At least 12 other people, including seven police officers, are admitted to hospital with multiple bullet wounds. A sub-county police commander is among the injured. The attackers also burnt two police vehicles after looting them. Police said the officers were on patrol on the highway on Friday evening when they were ambushed near the Kenya Wildlife Services camp in Kaakong.

Teacher gang-raped

On Sunday night, an expectant teacher was gang-raped by armed bandits in Kainuk in Turkana South.
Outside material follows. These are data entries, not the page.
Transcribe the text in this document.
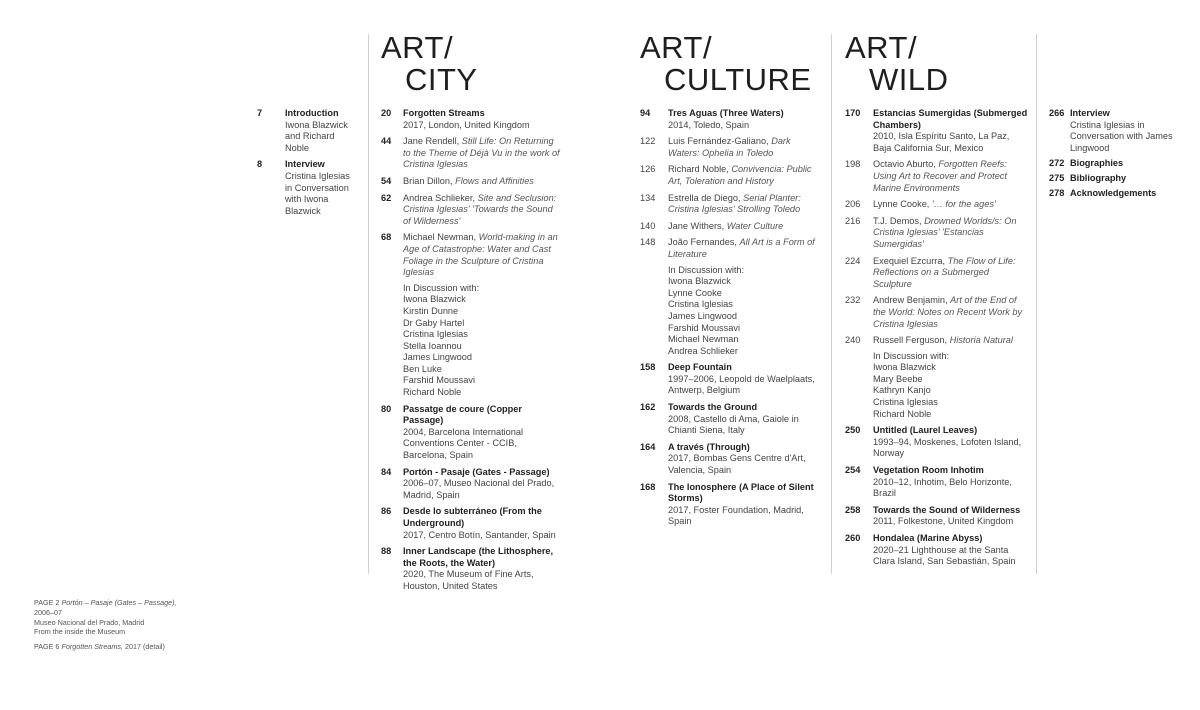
ART/
CITY
ART/
CULTURE
ART/
WILD
7 Introduction
Iwona Blazwick and Richard Noble
8 Interview
Cristina Iglesias in Conversation with Iwona Blazwick
20 Forgotten Streams
2017, London, United Kingdom
44 Jane Rendell, Still Life: On Returning to the Theme of Déjà Vu in the work of Cristina Iglesias
54 Brian Dillon, Flows and Affinities
62 Andrea Schlieker, Site and Seclusion: Cristina Iglesias' 'Towards the Sound of Wilderness'
68 Michael Newman, World-making in an Age of Catastrophe: Water and Cast Foliage in the Sculpture of Cristina Iglesias
In Discussion with:
Iwona Blazwick
Kirstin Dunne
Dr Gaby Hartel
Cristina Iglesias
Stella Ioannou
James Lingwood
Ben Luke
Farshid Moussavi
Richard Noble
80 Passatge de coure (Copper Passage)
2004, Barcelona International Conventions Center - CCIB, Barcelona, Spain
84 Portón - Pasaje (Gates - Passage)
2006–07, Museo Nacional del Prado, Madrid, Spain
86 Desde lo subterráneo (From the Underground)
2017, Centro Botín, Santander, Spain
88 Inner Landscape (the Lithosphere, the Roots, the Water)
2020, The Museum of Fine Arts, Houston, United States
94 Tres Aguas (Three Waters)
2014, Toledo, Spain
122 Luis Fernández-Galiano, Dark Waters: Ophelia in Toledo
126 Richard Noble, Convivencia: Public Art, Toleration and History
134 Estrella de Diego, Serial Planter: Cristina Iglesias' Strolling Toledo
140 Jane Withers, Water Culture
148 João Fernandes, All Art is a Form of Literature
In Discussion with:
Iwona Blazwick
Lynne Cooke
Cristina Iglesias
James Lingwood
Farshid Moussavi
Michael Newman
Andrea Schlieker
158 Deep Fountain
1997–2006, Leopold de Waelplaats, Antwerp, Belgium
162 Towards the Ground
2008, Castello di Ama, Gaiole in Chianti Siena, Italy
164 A través (Through)
2017, Bombas Gens Centre d'Art, Valencia, Spain
168 The Ionosphere (A Place of Silent Storms)
2017, Foster Foundation, Madrid, Spain
170 Estancias Sumergidas (Submerged Chambers)
2010, Isla Espíritu Santo, La Paz, Baja California Sur, Mexico
198 Octavio Aburto, Forgotten Reefs: Using Art to Recover and Protect Marine Environments
206 Lynne Cooke, '… for the ages'
216 T.J. Demos, Drowned Worlds/s: On Cristina Iglesias' 'Estancias Sumergidas'
224 Exequiel Ezcurra, The Flow of Life: Reflections on a Submerged Sculpture
232 Andrew Benjamin, Art of the End of the World: Notes on Recent Work by Cristina Iglesias
240 Russell Ferguson, Historia Natural
In Discussion with:
Iwona Blazwick
Mary Beebe
Kathryn Kanjo
Cristina Iglesias
Richard Noble
250 Untitled (Laurel Leaves)
1993–94, Moskenes, Lofoten Island, Norway
254 Vegetation Room Inhotim
2010–12, Inhotim, Belo Horizonte, Brazil
258 Towards the Sound of Wilderness
2011, Folkestone, United Kingdom
260 Hondalea (Marine Abyss)
2020–21 Lighthouse at the Santa Clara Island, San Sebastián, Spain
266 Interview
Cristina Iglesias in Conversation with James Lingwood
272 Biographies
275 Bibliography
278 Acknowledgements

PAGE 2 Portón – Pasaje (Gates – Passage),
2006–07
Museo Nacional del Prado, Madrid
From the inside the Museum

PAGE 6 Forgotten Streams, 2017 (detail)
Banditry has over decades caused untold suffering characterised by many deaths and injuries on the people of Kerio Valley in Elgeyo Marakwet and other affected counties including West Pokot, Baringo, Laikipia, Turkana and Samburu.

On November 14, 2022, a tough talking Prof Kindiki stood before journalists, saying that the government will smoke the bandits from their hideouts and bring down their financiers and those that buy stolen livestock.

On January 28, speaking in Arabal in Baringo County, Prof Kindiki promised to “move in and apply every human resource and weapon” the government has to smoke out bandits from their caves and forests.

This, as he assured residents that “learning in their schools will not be affected since the government is now deploying all its resources to ensure a return to normalcy”.

He added that, in the past six months, over 100 civilians and 16 police officers have been murdered with schools, churches and police vehicles burnt by bandits who have stepped up their attacks on civilians and security personnel.

The new anti-banditry force, known as the Land and Air Team (LAT), targets to drive out the bandits from their hideouts in gorges and valleys in the affected region.

Soft approaches

And, as the Kenyan government uses hard power to tame banditry, others feel that incorporating soft approaches could also help. This includes ending the illiteracy that is exploited by leaders and businessmen.

“The government can make it compulsory for children to attend boarding schools and are absorbed into the police service or military when they come of age as a long-term solution to this problem,” a  police officer argued.

“Provision of basic services like security, water, hospitals, and roads could also go a long way in making the locals not feel neglected by the government and eliminate the need to purchase weapons to secure themselves,” he added.

In a bid to end insecurity in the region, the military is also setting up a buffer zone along the borders of Turkana and Marsabit by building barracks in the two counties.